What I liked best about the experience was the collaboration: with the very cool young sound engineer Matt Hall across the window in the Vermont studio (see photograph), and with an amazing blithe spirit and gifted producer named Bob Walter, who directed everything through our earphones from his own studio in Los Angeles. Bob immersed himself fully in the nuances of the book, and coaxed me gently into more fitting intonations at several points. The three of us were Very Professional and Serious in the early going, until we (inevitably) stumbled upon the realization that we were all born world-class wiseasses; at which point every “COULD YOU GO BACK AND—” break in the narration was filled by an interlude of wacky voices, improvised shtick, name-dropping and outrageous insults. Our antics kept the inevitable tension at a minimum and made the hard work go easier.

All of this in the service of an audiobook that I hope will convey my full measure of love for my beautiful sons, Dean and the late Kevin, and my passion for illuminating the great human tragedy of schizophrenia, the affliction that took over their lives yet did not manage to extinguish their soaring human spirits.

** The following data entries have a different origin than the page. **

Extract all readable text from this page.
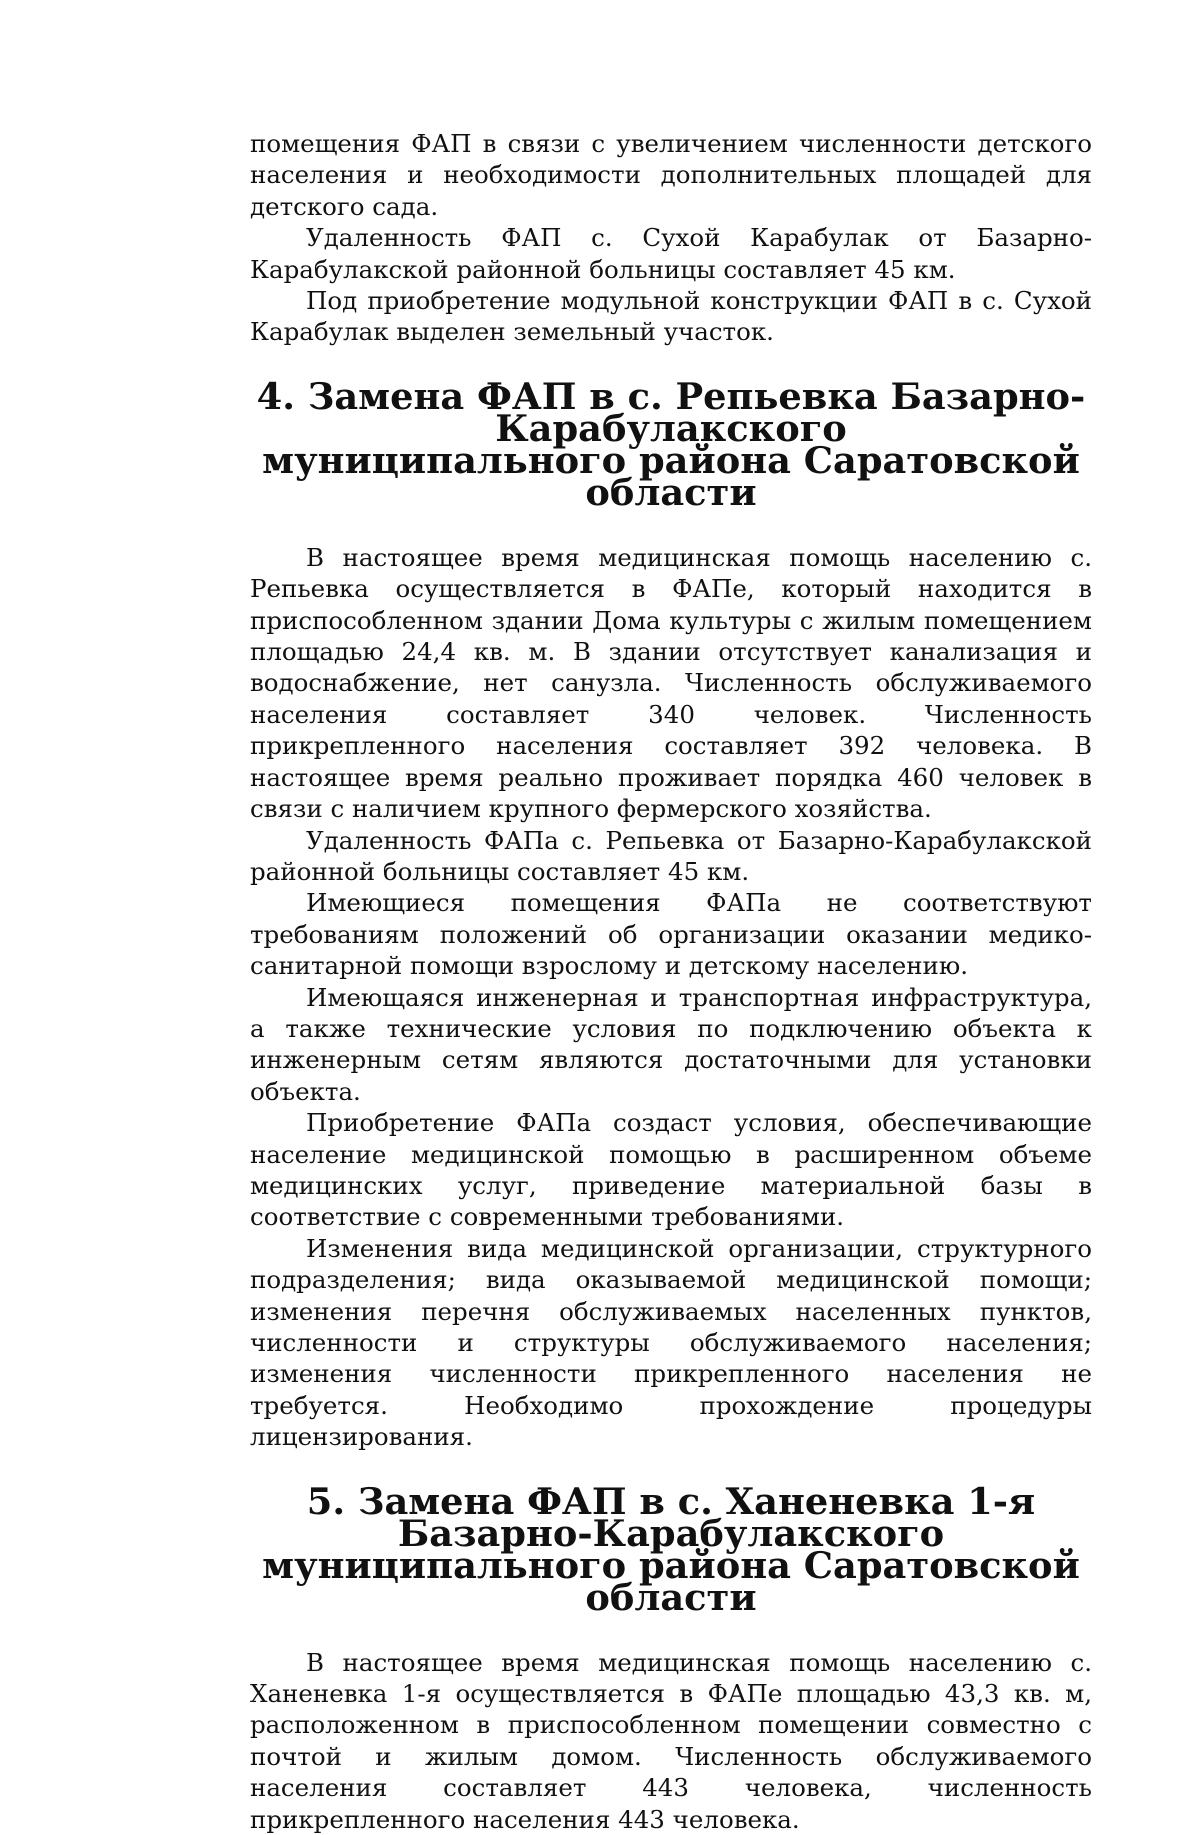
помещения ФАП в связи с увеличением численности детского населения и необходимости дополнительных площадей для детского сада.

Удаленность ФАП с. Сухой Карабулак от Базарно-Карабулакской районной больницы составляет 45 км.

Под приобретение модульной конструкции ФАП в с. Сухой Карабулак выделен земельный участок.

4. Замена ФАП в с. Репьевка Базарно-Карабулакского
муниципального района Саратовской области

В настоящее время медицинская помощь населению с. Репьевка осуществляется в ФАПе, который находится в приспособленном здании Дома культуры с жилым помещением площадью 24,4 кв. м. В здании отсутствует канализация и водоснабжение, нет санузла. Численность обслуживаемого населения составляет 340 человек. Численность прикрепленного населения составляет 392 человека. В настоящее время реально проживает порядка 460 человек в связи с наличием крупного фермерского хозяйства.

Удаленность ФАПа с. Репьевка от Базарно-Карабулакской районной больницы составляет 45 км.

Имеющиеся помещения ФАПа не соответствуют требованиям положений об организации оказании медико-санитарной помощи взрослому и детскому населению.

Имеющаяся инженерная и транспортная инфраструктура, а также технические условия по подключению объекта к инженерным сетям являются достаточными для установки объекта.

Приобретение ФАПа создаст условия, обеспечивающие население медицинской помощью в расширенном объеме медицинских услуг, приведение материальной базы в соответствие с современными требованиями.

Изменения вида медицинской организации, структурного подразделения; вида оказываемой медицинской помощи; изменения перечня обслуживаемых населенных пунктов, численности и структуры обслуживаемого населения; изменения численности прикрепленного населения не требуется. Необходимо прохождение процедуры лицензирования.

5. Замена ФАП в с. Ханеневка 1-я Базарно-Карабулакского
муниципального района Саратовской области

В настоящее время медицинская помощь населению с. Ханеневка 1-я осуществляется в ФАПе площадью 43,3 кв. м, расположенном в приспособленном помещении совместно с почтой и жилым домом. Численность обслуживаемого населения составляет 443 человека, численность прикрепленного населения 443 человека.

The audiobook is in post-production as I write. Plans are to integrate excerpts from the boys’ guitar performances as they coincide with elements of the narration.

ANNIE DON’T WAKE THE DAY

Dean and Kevin recorded this rollicking ballad in 2004. It is among the best of several pieces the two of them produced over that summer, a happy time for both of them, when Kevin visited his older brother in Dean’s Colorado Springs apartment. Kev’s schizophrenia had forced him to suspend his music education at the Berklee’s Music School in Boston, and the ensuing year would be his last. But this summer was filled with creative effort and close loving friendship between the two brothers.

Dean wrote and sings lead on “Annie Don’t Wake the Day.” He also created the visual montage that accompanies this song on YouTube. At about the 1:45 mark, the boys launch into blazing alternating guitar solos: Dean/Kevin/Dean/Kevin.